The rate cap is an essential component of the submetering regime, which may thwart the tenant’s normal right to service upon demand from the utility: if the submetering rate cap is observed, claims of economic injury from landlord-provided service are avoided. The PSC further stated that landlords have an affirmative duty to work with the utility in verifying that tenants are not being charged any more than they would if they had been directly billed by the utility:
However, a submetered customer is entitled to no less than an electric bill calculated with the same accuracy as would be provided had the occupant been directly metered by Con Edison. Moreover, these failures indicate a problem that should be addressed in the first instance by submeterers and by Con Edison.
In earlier phases of the PSC complaint proceeding, refunds of over $35,000 were made to the complaining tenants. In the final decision, the PSC found additional, small overcharges had not been corrected. The decision stressed that even seemingly small or innocuous violations can subject the landlord to strict civil liability.
This owner and other submeterers, should be aware that, in the future, even a violation of a submetering order which causes no financial harm or penalty to tenants or which is based on a failure to timely comply and is subsequently addressed by a later, untimely action, may, in appropriate circumstances, be the basis of a penalty action against the submeterer pursuant to PSL §25.Pursuant to PSL §25 landlords knowingly failing to or neglecting to obey or comply with the rules and regulations or orders of the Public Service Commission may result in fines up to $100,000. The fines increase to up to $250,000 when human safety is compromised and jumps to $500,000 if the overall reliability and continuity of electric service is constrained. In the case of a continuing violation, each day shall be deemed a separate and distinct offense, thus massive fines can accrue quickly.Landlords engaging in submetering should as a precaution be very mindful of the PSPC requirements in the orders and regulations, take all necessary steps to comply with them, and to work with the utility company to ensure that price caps are being adhered to before billing tenants. PULP has urged the PSC to require utilities to provide bill calculators on their websites, so that submetered tenants could compare the bills they receive from landlords with what the utility would charge for the same usage in the same period of time.
Major submetering problem areas remain.
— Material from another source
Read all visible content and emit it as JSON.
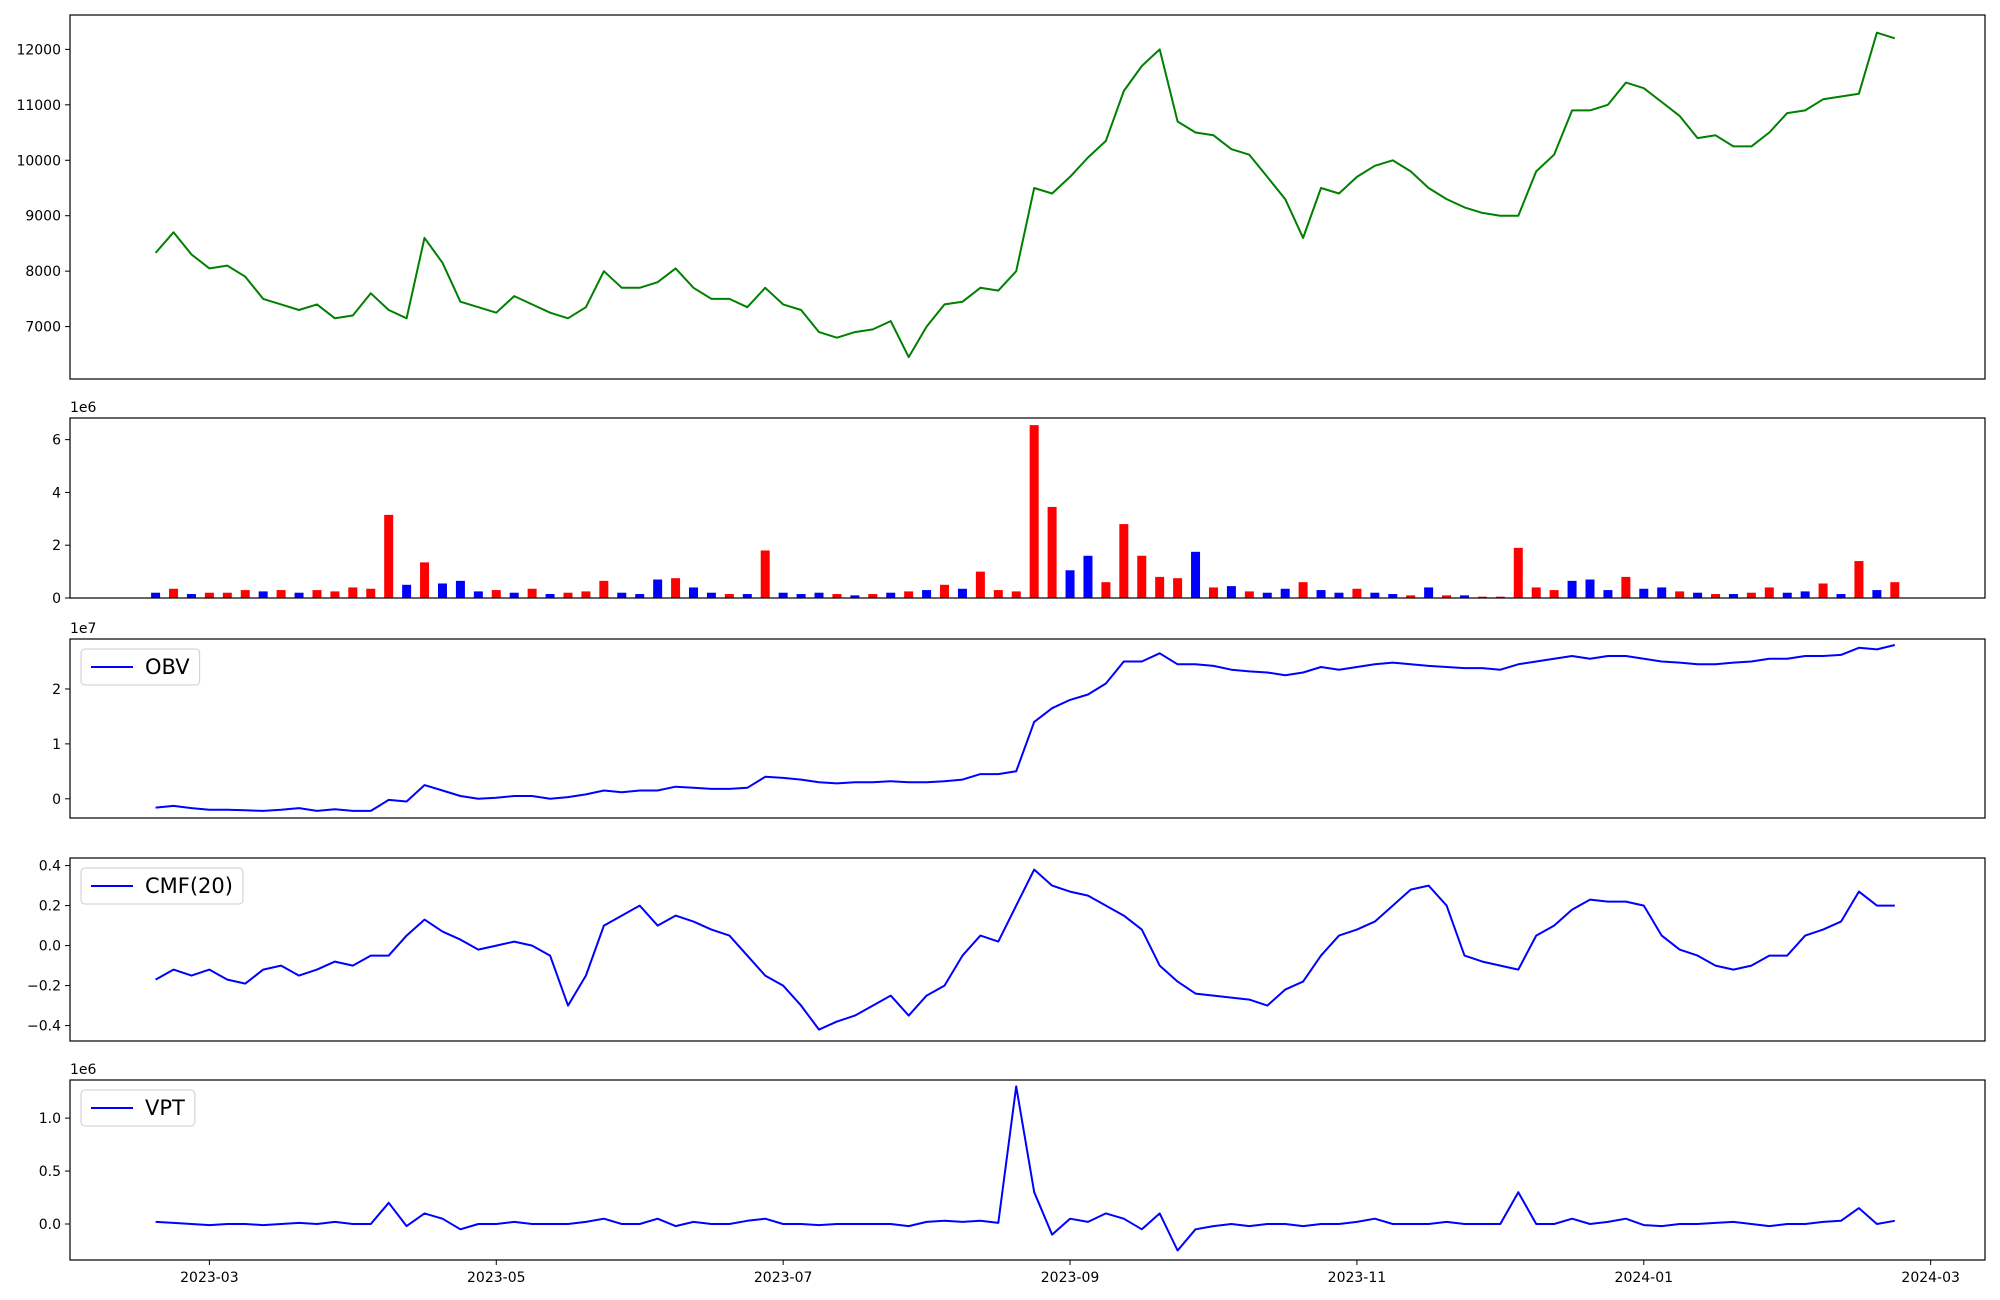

For example, landlords often do not provide personal service of their petitions upon tenants of the pendency of the PSC proceeding in which their leases will be affected, so most orders are issued without any tenant participation. DHCR rent reduction guidelines give smaller rent reductions to tenants when an owner is allowed to convert from master metering to submetering, compared with the reductions when a conversion is to direct utility metering. This discrepancy is based on DHCR’s questionable methodology which assumes that the bulk rates for the master metered service are 20% less than utility rates for individual direct service to residential customers. Subsequent changes in electric rates since the DHCR methodology was adopted may have rendered obsolete the assumption that submetering bills are always significantly lower than direct service. Also, since there is no routine outside audit of landlord charges, when bulk metering charges are less than what the utility would charge its residential customers, there is no way for tenants to know whether instead of passing through the bulk metering costs (plus a $4 billing charge) without profit or markup, as PSC orders require, a landlord is marking up costs while staying under the maximum rate, which in theory can be independently checked by comparison with Con Edison charges. The DHCR rent reduction methodology also assumed, without independent research to back it, that customers use 20% less electricity after conversion to metering. More realistic assumptions are in the area of 0 to 7%. As a consequence, landlords do not need to reduce the rent as much and receive a windfall when they shift responsibility for electric bills to tenants.